BlueNext, home to some 93 percent of spot trading of emission allowances and offset credits in Europe, is mostly owned by the New York Stock Exchange. And though the information and database sharing agreement should immediately have an impact on European trading, the two companies seem more interested in what it could do to tie the United States and China together in a post-Kyoto Protocol carbon market architecture.

China sells CERs, Europe buys

"NYSE's BlueNext, as an American-European company, is ideally placed to open up access to the largest buyers of CDM projects and CERs in the European and American markets," CBEEX said in a release. To date, more than 44 percent of all Certified Emission Reductions have been generated from greenhouse gas abatement projects in China, with most being sold into Europe's compulsory carbon market.

BlueNext's own public relations team also emphasized the potential for a "Chinese-U.S. exchange providing daily trades covering over 63 per cent of the $2.2 billion global market for carbon offsets," ahead of what the deal means for the European Union's Emission Trading Scheme.

Still, BlueNext marketing director Keiron Allen cautioned against viewing the new agreement with Chinese emission traders as a move in advance of U.S. federal cap-and-trade legislation.

"This should not be looked at as a strategic move ahead of a federal cap-and-trade bill, but a strategic move that will, in the future, create a strong backbone of trade between the three largest carbon emission centers: the U.S., China and Europe," Allen explained. "NYSE's BlueNext is well-placed to create the most liquid international trading system for this, as a result."

Though Chinese officials refuse to accept binding limitations on greenhouse gas emissions, they have demonstrated interest in building a carbon market in China, primarily based on trading in CDM credits.
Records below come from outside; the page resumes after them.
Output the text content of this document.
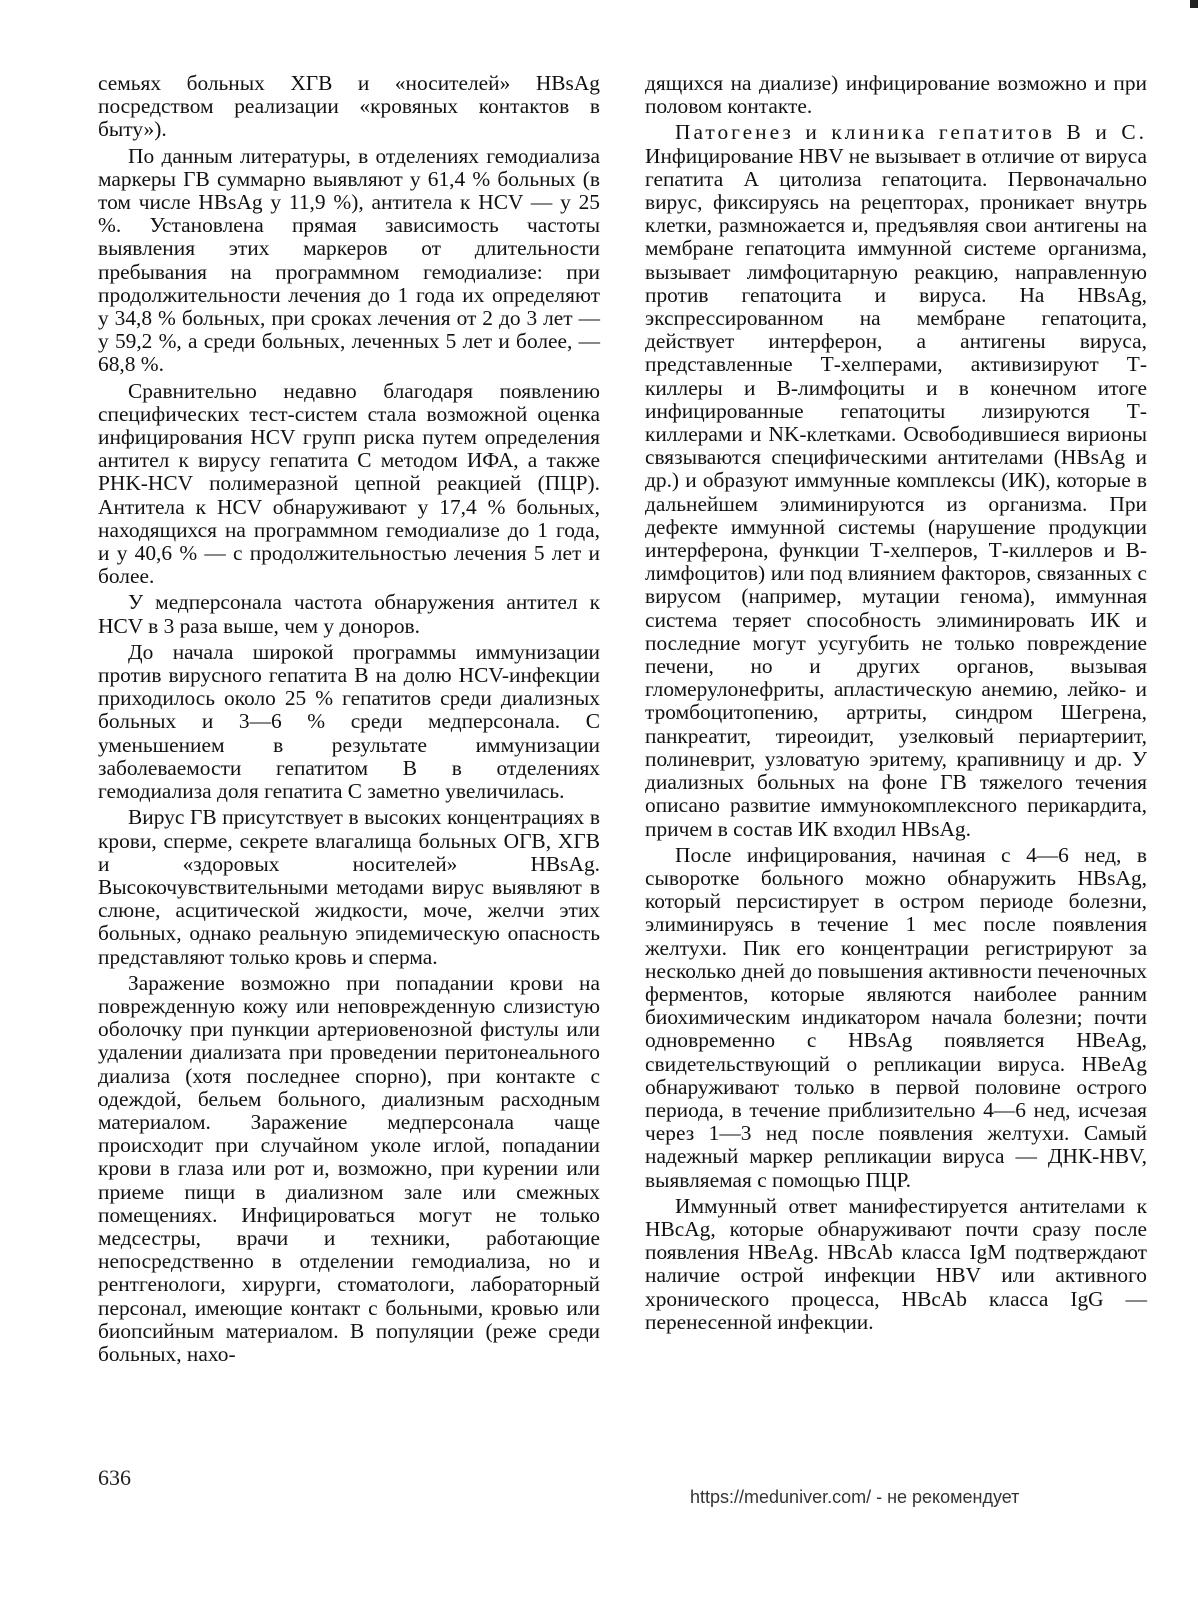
семьях больных ХГВ и «носителей» HBsAg посредством реализации «кровяных контактов в быту»).

По данным литературы, в отделениях гемодиализа маркеры ГВ суммарно выявляют у 61,4 % больных (в том числе HBsAg у 11,9 %), антитела к HCV — у 25 %. Установлена прямая зависимость частоты выявления этих маркеров от длительности пребывания на программном гемодиализе: при продолжительности лечения до 1 года их определяют у 34,8 % больных, при сроках лечения от 2 до 3 лет — у 59,2 %, а среди больных, леченных 5 лет и более, — 68,8 %.

Сравнительно недавно благодаря появлению специфических тест-систем стала возможной оценка инфицирования HCV групп риска путем определения антител к вирусу гепатита С методом ИФА, а также PHK-HCV полимеразной цепной реакцией (ПЦР). Антитела к HCV обнаруживают у 17,4 % больных, находящихся на программном гемодиализе до 1 года, и у 40,6 % — с продолжительностью лечения 5 лет и более.

У медперсонала частота обнаружения антител к HCV в 3 раза выше, чем у доноров.

До начала широкой программы иммунизации против вирусного гепатита В на долю HCV-инфекции приходилось около 25 % гепатитов среди диализных больных и 3—6 % среди медперсонала. С уменьшением в результате иммунизации заболеваемости гепатитом В в отделениях гемодиализа доля гепатита С заметно увеличилась.

Вирус ГВ присутствует в высоких концентрациях в крови, сперме, секрете влагалища больных ОГВ, ХГВ и «здоровых носителей» HBsAg. Высокочувствительными методами вирус выявляют в слюне, асцитической жидкости, моче, желчи этих больных, однако реальную эпидемическую опасность представляют только кровь и сперма.

Заражение возможно при попадании крови на поврежденную кожу или неповрежденную слизистую оболочку при пункции артериовенозной фистулы или удалении диализата при проведении перитонеального диализа (хотя последнее спорно), при контакте с одеждой, бельем больного, диализным расходным материалом. Заражение медперсонала чаще происходит при случайном уколе иглой, попадании крови в глаза или рот и, возможно, при курении или приеме пищи в диализном зале или смежных помещениях. Инфицироваться могут не только медсестры, врачи и техники, работающие непосредственно в отделении гемодиализа, но и рентгенологи, хирурги, стоматологи, лабораторный персонал, имеющие контакт с больными, кровью или биопсийным материалом. В популяции (реже среди больных, нахо-

дящихся на диализе) инфицирование возможно и при половом контакте.

Патогенез и клиника гепатитов В и С. Инфицирование HBV не вызывает в отличие от вируса гепатита А цитолиза гепатоцита. Первоначально вирус, фиксируясь на рецепторах, проникает внутрь клетки, размножается и, предъявляя свои антигены на мембране гепатоцита иммунной системе организма, вызывает лимфоцитарную реакцию, направленную против гепатоцита и вируса. На HBsAg, экспрессированном на мембране гепатоцита, действует интерферон, а антигены вируса, представленные Т-хелперами, активизируют Т-киллеры и В-лимфоциты и в конечном итоге инфицированные гепатоциты лизируются Т-киллерами и NK-клетками. Освободившиеся вирионы связываются специфическими антителами (HBsAg и др.) и образуют иммунные комплексы (ИК), которые в дальнейшем элиминируются из организма. При дефекте иммунной системы (нарушение продукции интерферона, функции Т-хелперов, Т-киллеров и В-лимфоцитов) или под влиянием факторов, связанных с вирусом (например, мутации генома), иммунная система теряет способность элиминировать ИК и последние могут усугубить не только повреждение печени, но и других органов, вызывая гломерулонефриты, апластическую анемию, лейко- и тромбоцитопению, артриты, синдром Шегрена, панкреатит, тиреоидит, узелковый периартериит, полиневрит, узловатую эритему, крапивницу и др. У диализных больных на фоне ГВ тяжелого течения описано развитие иммунокомплексного перикардита, причем в состав ИК входил HBsAg.

После инфицирования, начиная с 4—6 нед, в сыворотке больного можно обнаружить HBsAg, который персистирует в остром периоде болезни, элиминируясь в течение 1 мес после появления желтухи. Пик его концентрации регистрируют за несколько дней до повышения активности печеночных ферментов, которые являются наиболее ранним биохимическим индикатором начала болезни; почти одновременно с HBsAg появляется HBeAg, свидетельствующий о репликации вируса. HBeAg обнаруживают только в первой половине острого периода, в течение приблизительно 4—6 нед, исчезая через 1—3 нед после появления желтухи. Самый надежный маркер репликации вируса — ДНК-HBV, выявляемая с помощью ПЦР.

Иммунный ответ манифестируется антителами к HBcAg, которые обнаруживают почти сразу после появления HBeAg. HBcAb класса IgM подтверждают наличие острой инфекции HBV или активного хронического процесса, HBcAb класса IgG — перенесенной инфекции.

636
https://meduniver.com/ - не рекомендует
China doesn't have the regulatory system in place to handle large-volume emissions trading, nor is an exchange even necessary to trade CERs in the People's Republic, but BlueNext views this venture as laying the groundwork for when that time comes.
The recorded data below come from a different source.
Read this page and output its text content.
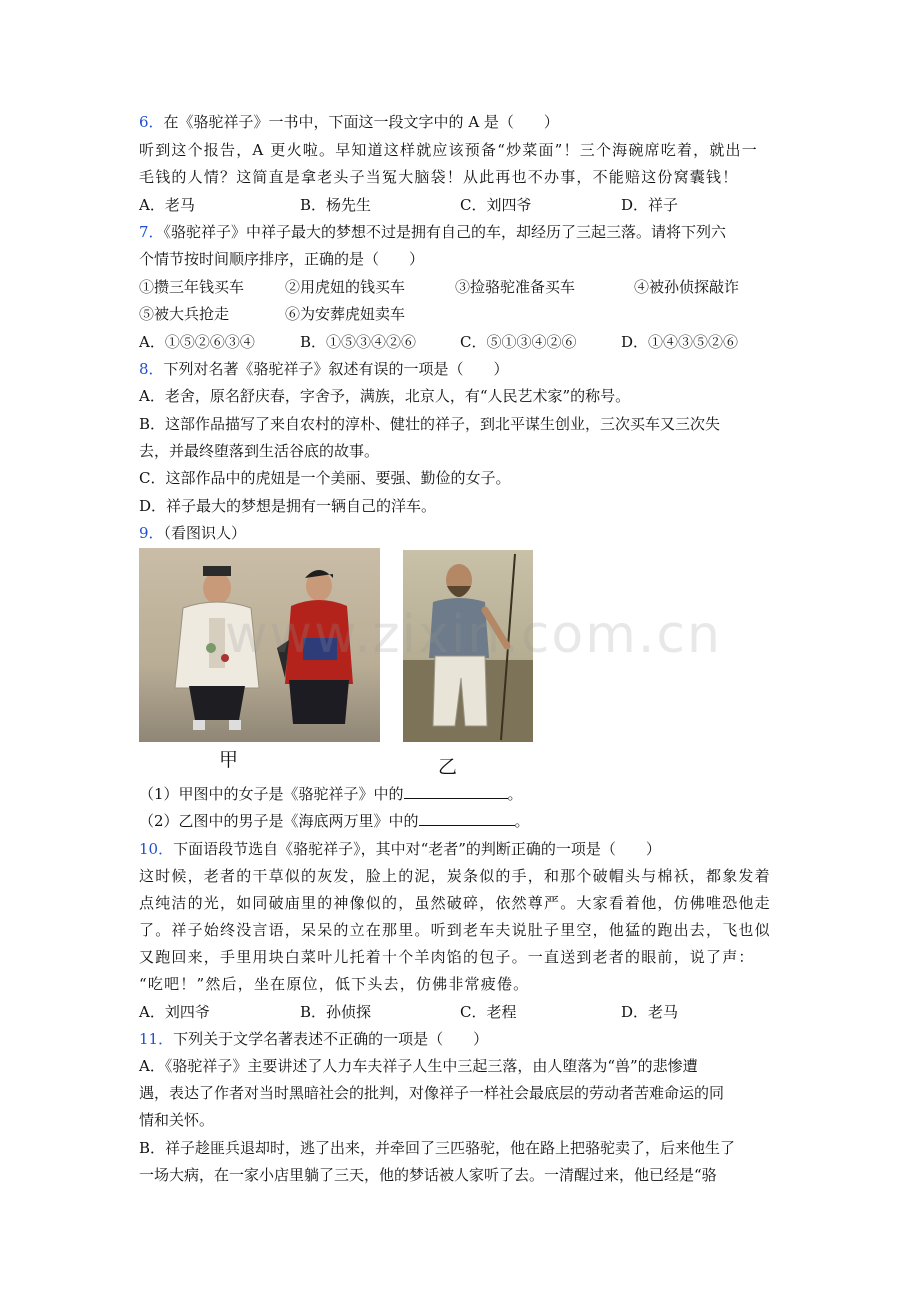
6．在《骆驼祥子》一书中，下面这一段文字中的 A 是（　　）
听到这个报告，A 更火啦。早知道这样就应该预备“炒菜面”！三个海碗席吃着，就出一
毛钱的人情？这简直是拿老头子当冤大脑袋！从此再也不办事，不能赔这份窝囊钱！
A．老马	B．杨先生	C．刘四爷	D．祥子
7．《骆驼祥子》中祥子最大的梦想不过是拥有自己的车，却经历了三起三落。请将下列六
个情节按时间顺序排序，正确的是（　　）
①攒三年钱买车	②用虎妞的钱买车	③捡骆驼准备买车	④被孙侦探敲诈
⑤被大兵抢走	⑥为安葬虎妞卖车
A．①⑤②⑥③④	B．①⑤③④②⑥	C．⑤①③④②⑥	D．①④③⑤②⑥
8．下列对名著《骆驼祥子》叙述有误的一项是（　　）
A．老舍，原名舒庆春，字舍予，满族，北京人，有“人民艺术家”的称号。
B．这部作品描写了来自农村的淳朴、健壮的祥子，到北平谋生创业，三次买车又三次失
去，并最终堕落到生活谷底的故事。
C．这部作品中的虎妞是一个美丽、要强、勤俭的女子。
D．祥子最大的梦想是拥有一辆自己的洋车。
9．（看图识人）
www.zixin.com.cn
甲	乙
（1）甲图中的女子是《骆驼祥子》中的	。
（2）乙图中的男子是《海底两万里》中的	。
10．下面语段节选自《骆驼祥子》，其中对“老者”的判断正确的一项是（　　）
这时候，老者的干草似的灰发，脸上的泥，炭条似的手，和那个破帽头与棉袄，都象发着
点纯洁的光，如同破庙里的神像似的，虽然破碎，依然尊严。大家看着他，仿佛唯恐他走
了。祥子始终没言语，呆呆的立在那里。听到老车夫说肚子里空，他猛的跑出去，飞也似
又跑回来，手里用块白菜叶儿托着十个羊肉馅的包子。一直送到老者的眼前，说了声：
“吃吧！”然后，坐在原位，低下头去，仿佛非常疲倦。
A．刘四爷	B．孙侦探	C．老程	D．老马
11．下列关于文学名著表述不正确的一项是（　　）
A．《骆驼祥子》主要讲述了人力车夫祥子人生中三起三落，由人堕落为“兽”的悲惨遭
遇，表达了作者对当时黑暗社会的批判，对像祥子一样社会最底层的劳动者苦难命运的同
情和关怀。
B．祥子趁匪兵退却时，逃了出来，并牵回了三匹骆驼，他在路上把骆驼卖了，后来他生了
一场大病，在一家小店里躺了三天，他的梦话被人家听了去。一清醒过来，他已经是“骆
"If we look at it in a very simple way, there is a natural barrier for the facilitation of CER trading between China and the U.S. -- the time difference," Allen said. "BlueNext can help bridge this, as we sit in the middle, at the center of Europe."

A scramble for tomorrow's trade actions

Yesterday's move represents the latest in a string of increasingly competitive actions by a variety of commodities exchanges, including BlueNext, the Chicago Climate Exchange, CME Group, and Worcester, Mass.-based World Energy Solutions, to stake a claim to the burgeoning world of greenhouse gas trading. Experts believe a U.S. cap-and-trade system will likely become the world's largest carbon market, possibly dwarfing even Europe's robust emissions trading system.

CME Group -- owner of NYMEX and the Chicago Board of Trade -- announced yesterday that it will introduce next week four new futures and options contracts for E.U. allowances, the world's most heavily traded carbon allowances, and CERs. The contracts will be listed for trading under the Green Exchange venture, which was set up by NYMEX officials just prior to its acquisition by CME Group.

The Chicago Climate Exchange (CCX), viewed by many as a pioneer in the U.S. carbon market, already has an affiliation with China's Tianjin Climate Exchange and has set up joint ventures in Canada and Europe. On Tuesday, CCX announced new agreements with South Korean energy and commodity exchanges to lay the groundwork for a carbon market in that country.